Ogbimi Ewere Marie, Akemokwe Fatai Momodu, Ogunrin Olubunmi
(formerly Neurology Unit, Department of Medicine, University of Benin Teaching Hospital, Benin City, Nigeria) Neurology Unit, Department of Medicine, Delta State University, Abraka, Nigeria.
(formerly Neurology Unit, Department of Medicine, University of Benin Teaching Hospital, Benin City, Nigeria) Department of Neurology, University of Kentucky, Lexington, KY, United States.
Front Hum Neurosci. 2023 Jun 27;17:1126526. doi: 10.3389/fnhum.2023.1126526. eCollection 2023.
Parkinson's disease (PD) is a chronic neurodegenerative disorder complicated by cognitive dysfunctions which are associated with increased caregiver burden, pressure on community health facilities, and mortality in affected patients. Most of the data concerning cognitive dysfunctions in PD are from studies conducted in Europe and North America, but there is paucity of data from Sub-Saharan Africa.
The objective of this study is to determine the frequency, pattern and predictors of cognitive impairments amongst patients with Parkinson's disease.
This was a cross sectional case control study carried out at a tertiary health facility in South-south Nigeria. Participants with PD were consecutively recruited from the neurology outpatient clinics. Demographic and disease-specific data were obtained with the use of a pre-tested questionnaire. Cognitive performance of thirty patients with PD were compared with thirty demographically matched controls using the Community Screening Instrument for Dementia (CSID). CSID was already validated among Nigerians.

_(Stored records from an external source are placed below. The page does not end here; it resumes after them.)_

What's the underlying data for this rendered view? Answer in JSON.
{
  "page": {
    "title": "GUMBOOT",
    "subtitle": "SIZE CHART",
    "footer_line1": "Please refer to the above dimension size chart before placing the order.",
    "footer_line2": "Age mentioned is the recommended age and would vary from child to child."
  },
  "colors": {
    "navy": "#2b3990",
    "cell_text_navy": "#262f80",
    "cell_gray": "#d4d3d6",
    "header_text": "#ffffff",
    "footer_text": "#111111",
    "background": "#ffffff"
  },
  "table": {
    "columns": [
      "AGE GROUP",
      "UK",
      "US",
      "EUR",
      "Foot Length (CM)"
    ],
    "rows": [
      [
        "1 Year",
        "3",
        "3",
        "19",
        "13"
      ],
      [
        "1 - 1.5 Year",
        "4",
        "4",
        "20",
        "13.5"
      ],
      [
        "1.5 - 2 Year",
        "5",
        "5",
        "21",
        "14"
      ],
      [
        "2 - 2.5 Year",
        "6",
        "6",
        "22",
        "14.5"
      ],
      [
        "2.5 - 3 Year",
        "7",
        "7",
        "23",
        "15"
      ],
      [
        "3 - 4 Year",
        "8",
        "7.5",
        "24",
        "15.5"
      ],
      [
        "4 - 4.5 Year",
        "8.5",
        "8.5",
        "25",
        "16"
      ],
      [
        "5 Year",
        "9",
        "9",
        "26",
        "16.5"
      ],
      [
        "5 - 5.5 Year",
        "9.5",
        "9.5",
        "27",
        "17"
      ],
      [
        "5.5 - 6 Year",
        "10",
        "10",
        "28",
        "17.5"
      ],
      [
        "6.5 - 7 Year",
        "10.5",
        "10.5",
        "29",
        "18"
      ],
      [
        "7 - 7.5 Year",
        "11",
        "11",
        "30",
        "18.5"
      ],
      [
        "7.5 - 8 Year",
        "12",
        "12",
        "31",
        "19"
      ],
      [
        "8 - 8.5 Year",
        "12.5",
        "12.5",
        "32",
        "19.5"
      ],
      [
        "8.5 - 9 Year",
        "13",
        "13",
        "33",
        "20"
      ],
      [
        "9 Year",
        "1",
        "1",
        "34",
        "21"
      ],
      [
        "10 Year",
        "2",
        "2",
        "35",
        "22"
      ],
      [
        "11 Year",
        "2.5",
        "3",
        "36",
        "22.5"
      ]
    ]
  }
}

The frequency of cognitive impairment using the CSID was 50% for PD patients (3.3% for controls). Poor cognitive performance was observed across several cognitive domains including language, executive dysfunction, psychomotor speed, and constructional apraxia among PD patients. The independent predictors of the overall cognitive impairment in patients with PD determined by logistic regression analysis include recall deficiency ( = 0.007), impairment with naming ( = 0.044), apraxia ( = 0.003), Hoen&Yahr staging ( = 0.046), UPDRS score ( = 0.015) and age at presentation ( = 0.014).

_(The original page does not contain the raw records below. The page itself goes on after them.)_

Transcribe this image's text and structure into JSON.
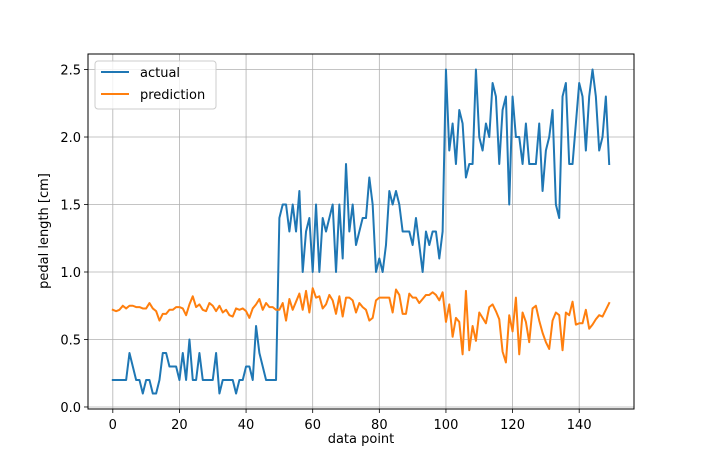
{
  "chart_data": {
    "type": "line",
    "xlabel": "data point",
    "ylabel": "pedal length [cm]",
    "xlim": [
      -7.45,
      156.45
    ],
    "ylim": [
      -0.015,
      2.615
    ],
    "xticks": [
      0,
      20,
      40,
      60,
      80,
      100,
      120,
      140
    ],
    "yticks": [
      0.0,
      0.5,
      1.0,
      1.5,
      2.0,
      2.5
    ],
    "xtick_labels": [
      "0",
      "20",
      "40",
      "60",
      "80",
      "100",
      "120",
      "140"
    ],
    "ytick_labels": [
      "0.0",
      "0.5",
      "1.0",
      "1.5",
      "2.0",
      "2.5"
    ],
    "grid": true,
    "legend": "top-left",
    "series": [
      {
        "name": "actual",
        "color": "#1f77b4",
        "values": [
          0.2,
          0.2,
          0.2,
          0.2,
          0.2,
          0.4,
          0.3,
          0.2,
          0.2,
          0.1,
          0.2,
          0.2,
          0.1,
          0.1,
          0.2,
          0.4,
          0.4,
          0.3,
          0.3,
          0.3,
          0.2,
          0.4,
          0.2,
          0.5,
          0.2,
          0.2,
          0.4,
          0.2,
          0.2,
          0.2,
          0.2,
          0.4,
          0.1,
          0.2,
          0.2,
          0.2,
          0.2,
          0.1,
          0.2,
          0.2,
          0.3,
          0.3,
          0.2,
          0.6,
          0.4,
          0.3,
          0.2,
          0.2,
          0.2,
          0.2,
          1.4,
          1.5,
          1.5,
          1.3,
          1.5,
          1.3,
          1.6,
          1.0,
          1.3,
          1.4,
          1.0,
          1.5,
          1.0,
          1.4,
          1.3,
          1.4,
          1.5,
          1.0,
          1.5,
          1.1,
          1.8,
          1.3,
          1.5,
          1.2,
          1.3,
          1.4,
          1.4,
          1.7,
          1.5,
          1.0,
          1.1,
          1.0,
          1.2,
          1.6,
          1.5,
          1.6,
          1.5,
          1.3,
          1.3,
          1.3,
          1.2,
          1.4,
          1.2,
          1.0,
          1.3,
          1.2,
          1.3,
          1.3,
          1.1,
          1.3,
          2.5,
          1.9,
          2.1,
          1.8,
          2.2,
          2.1,
          1.7,
          1.8,
          1.8,
          2.5,
          2.0,
          1.9,
          2.1,
          2.0,
          2.4,
          2.3,
          1.8,
          2.2,
          2.3,
          1.5,
          2.3,
          2.0,
          2.0,
          1.8,
          2.1,
          1.8,
          1.8,
          1.8,
          2.1,
          1.6,
          1.9,
          2.0,
          2.2,
          1.5,
          1.4,
          2.3,
          2.4,
          1.8,
          1.8,
          2.1,
          2.4,
          2.3,
          1.9,
          2.3,
          2.5,
          2.3,
          1.9,
          2.0,
          2.3,
          1.8
        ]
      },
      {
        "name": "prediction",
        "color": "#ff7f0e",
        "values": [
          0.72,
          0.71,
          0.72,
          0.75,
          0.73,
          0.75,
          0.75,
          0.74,
          0.74,
          0.73,
          0.73,
          0.77,
          0.73,
          0.71,
          0.64,
          0.69,
          0.69,
          0.72,
          0.72,
          0.74,
          0.74,
          0.73,
          0.68,
          0.76,
          0.82,
          0.74,
          0.76,
          0.72,
          0.71,
          0.77,
          0.75,
          0.71,
          0.75,
          0.7,
          0.72,
          0.68,
          0.67,
          0.73,
          0.72,
          0.73,
          0.71,
          0.66,
          0.73,
          0.76,
          0.8,
          0.72,
          0.77,
          0.74,
          0.74,
          0.72,
          0.72,
          0.77,
          0.64,
          0.8,
          0.72,
          0.78,
          0.84,
          0.72,
          0.86,
          0.7,
          0.88,
          0.81,
          0.82,
          0.73,
          0.76,
          0.83,
          0.79,
          0.69,
          0.82,
          0.67,
          0.81,
          0.81,
          0.79,
          0.7,
          0.77,
          0.74,
          0.72,
          0.64,
          0.66,
          0.79,
          0.81,
          0.81,
          0.81,
          0.81,
          0.7,
          0.87,
          0.83,
          0.69,
          0.69,
          0.84,
          0.81,
          0.81,
          0.77,
          0.8,
          0.83,
          0.83,
          0.85,
          0.83,
          0.79,
          0.85,
          0.63,
          0.76,
          0.52,
          0.66,
          0.63,
          0.39,
          0.86,
          0.42,
          0.6,
          0.49,
          0.7,
          0.66,
          0.62,
          0.74,
          0.76,
          0.71,
          0.65,
          0.41,
          0.33,
          0.68,
          0.56,
          0.81,
          0.39,
          0.7,
          0.63,
          0.48,
          0.73,
          0.75,
          0.64,
          0.55,
          0.48,
          0.43,
          0.64,
          0.7,
          0.68,
          0.42,
          0.7,
          0.68,
          0.78,
          0.61,
          0.62,
          0.62,
          0.72,
          0.58,
          0.61,
          0.65,
          0.68,
          0.67,
          0.72,
          0.77
        ]
      }
    ]
  }
}
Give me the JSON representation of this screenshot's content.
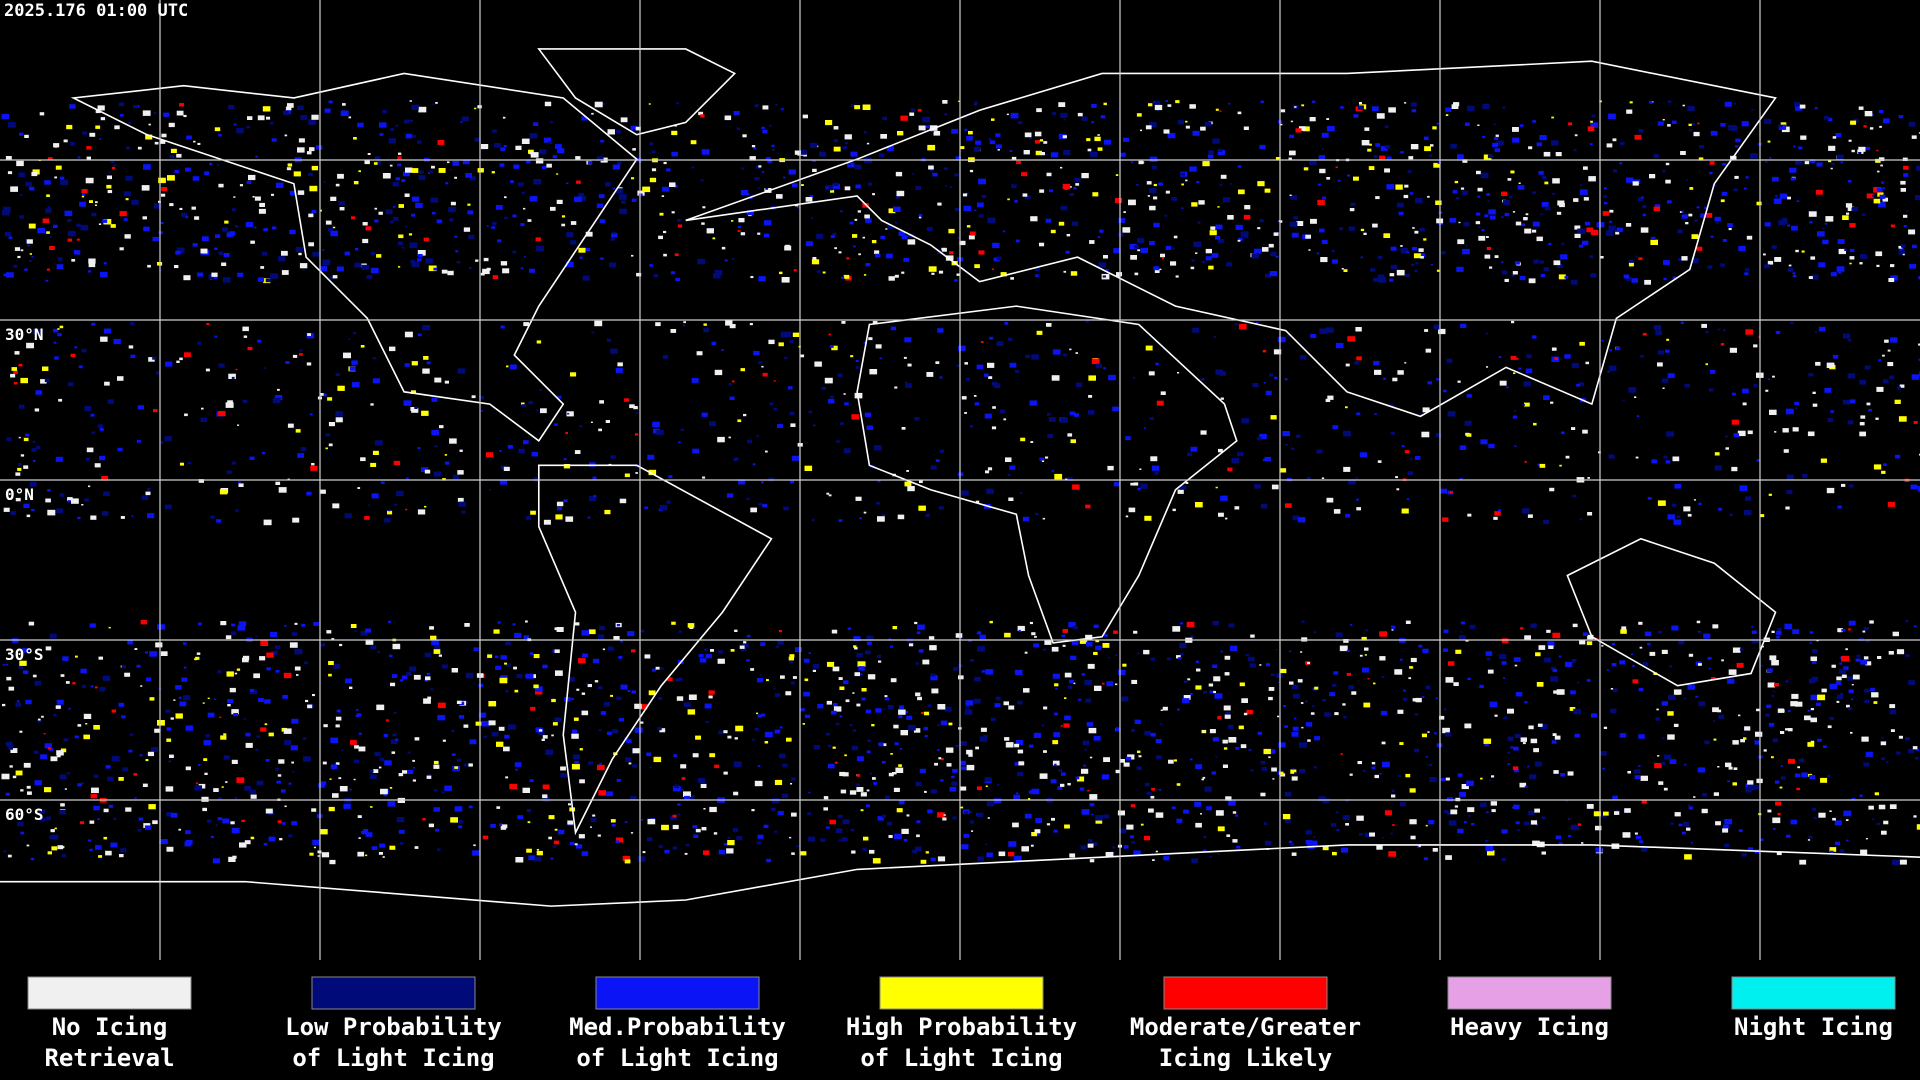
{
  "timestamp": "2025.176 01:00 UTC",
  "latitude_labels": [
    "30°N",
    "0°N",
    "30°S",
    "60°S"
  ],
  "legend": [
    {
      "label_lines": [
        "No Icing",
        "Retrieval"
      ],
      "color": "#f0f0f0"
    },
    {
      "label_lines": [
        "Low Probability",
        "of Light Icing"
      ],
      "color": "#000a78"
    },
    {
      "label_lines": [
        "Med.Probability",
        "of Light Icing"
      ],
      "color": "#0a14f5"
    },
    {
      "label_lines": [
        "High Probability",
        "of Light Icing"
      ],
      "color": "#ffff00"
    },
    {
      "label_lines": [
        "Moderate/Greater",
        "Icing Likely"
      ],
      "color": "#ff0000"
    },
    {
      "label_lines": [
        "Heavy Icing"
      ],
      "color": "#e6a0e6"
    },
    {
      "label_lines": [
        "Night Icing"
      ],
      "color": "#00f0f0"
    }
  ]
}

Cognitive impairments occur more frequently in patients with PD compared to controls. This study also demonstrated the predictive role of severity of disease based on Hoehn &Yahr staging and UPDRS score, and presence of recall deficiency, poor naming ability and apraxia.
帕金森病(PD)是一种慢性神经退行性疾病,常伴有认知功能障碍,这与照顾者负担加重、社区卫生设施压力增大以及患者死亡率上升有关。大多数关于帕金森病认知功能障碍的数据来自欧洲和北美的研究,但撒哈拉以南非洲地区的数据却很少。

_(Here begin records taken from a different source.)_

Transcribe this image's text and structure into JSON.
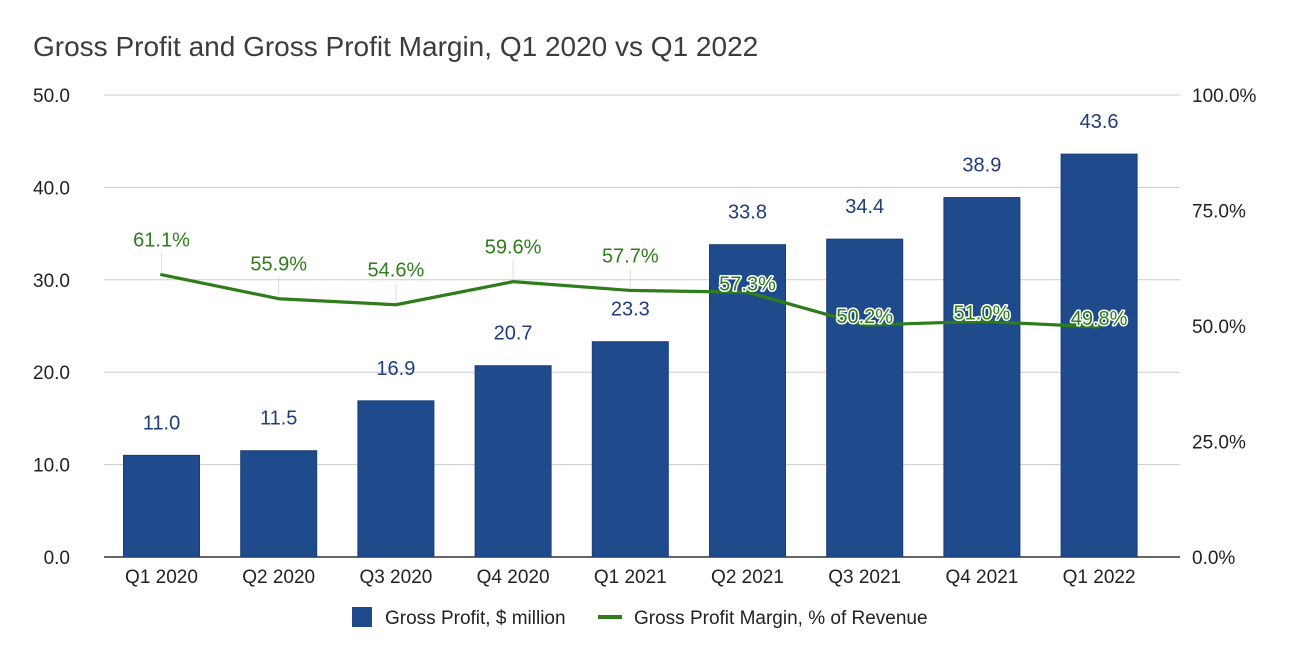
{
  "chart_data": {
    "type": "bar",
    "title": "Gross Profit and Gross Profit Margin, Q1 2020 vs Q1 2022",
    "categories": [
      "Q1 2020",
      "Q2 2020",
      "Q3 2020",
      "Q4 2020",
      "Q1 2021",
      "Q2 2021",
      "Q3 2021",
      "Q4 2021",
      "Q1 2022"
    ],
    "series": [
      {
        "name": "Gross Profit, $ million",
        "type": "bar",
        "axis": "left",
        "color": "#1f4a8c",
        "label_color": "#1f3d7a",
        "values": [
          11.0,
          11.5,
          16.9,
          20.7,
          23.3,
          33.8,
          34.4,
          38.9,
          43.6
        ],
        "labels": [
          "11.0",
          "11.5",
          "16.9",
          "20.7",
          "23.3",
          "33.8",
          "34.4",
          "38.9",
          "43.6"
        ]
      },
      {
        "name": "Gross Profit Margin, % of Revenue",
        "type": "line",
        "axis": "right",
        "color": "#2e7d1a",
        "label_color": "#2e7d1a",
        "values": [
          61.1,
          55.9,
          54.6,
          59.6,
          57.7,
          57.3,
          50.2,
          51.0,
          49.8
        ],
        "labels": [
          "61.1%",
          "55.9%",
          "54.6%",
          "59.6%",
          "57.7%",
          "57.3%",
          "50.2%",
          "51.0%",
          "49.8%"
        ]
      }
    ],
    "y_left": {
      "range": [
        0,
        50
      ],
      "ticks": [
        0,
        10,
        20,
        30,
        40,
        50
      ],
      "tick_labels": [
        "0.0",
        "10.0",
        "20.0",
        "30.0",
        "40.0",
        "50.0"
      ]
    },
    "y_right": {
      "range": [
        0,
        100
      ],
      "ticks": [
        0,
        25,
        50,
        75,
        100
      ],
      "tick_labels": [
        "0.0%",
        "25.0%",
        "50.0%",
        "75.0%",
        "100.0%"
      ]
    },
    "xlabel": "",
    "ylabel": "",
    "grid": true,
    "legend_position": "bottom"
  }
}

本研究的目的是确定帕金森病患者认知障碍的频率、模式及预测因素。
这是一项在尼日利亚西南部一家三级医疗机构开展的横断面病例对照研究。帕金森病患者从神经内科门诊连续招募。使用预先测试的问卷获取人口统计学和疾病相关数据。使用痴呆社区筛查工具(CSID)将30例帕金森病患者的认知表现与30例人口统计学匹配的对照进行比较。CSID已在尼日利亚人群中得到验证。
使用CSID评估,帕金森病患者认知障碍的频率为50%(对照组为3.3%)。在帕金森病患者中,在包括语言、执行功能障碍、精神运动速度和结构性失用等多个认知领域均观察到认知表现不佳。通过逻辑回归分析确定的帕金森病患者总体认知障碍的独立预测因素包括回忆缺陷(P = 0.007)、命名障碍(P = 0.044)、失用(P = 0.003)、霍恩&雅尔分期(P = 0.046)、统一帕金森病评定量表(UPDRS)评分(P = 0.015)和发病年龄(P = 0.014)。
与对照组相比,帕金森病患者认知障碍的发生率更高。本研究还证明了基于霍恩&雅尔分期和UPDRS评分的疾病严重程度、回忆缺陷、命名能力差和失用的预测作用。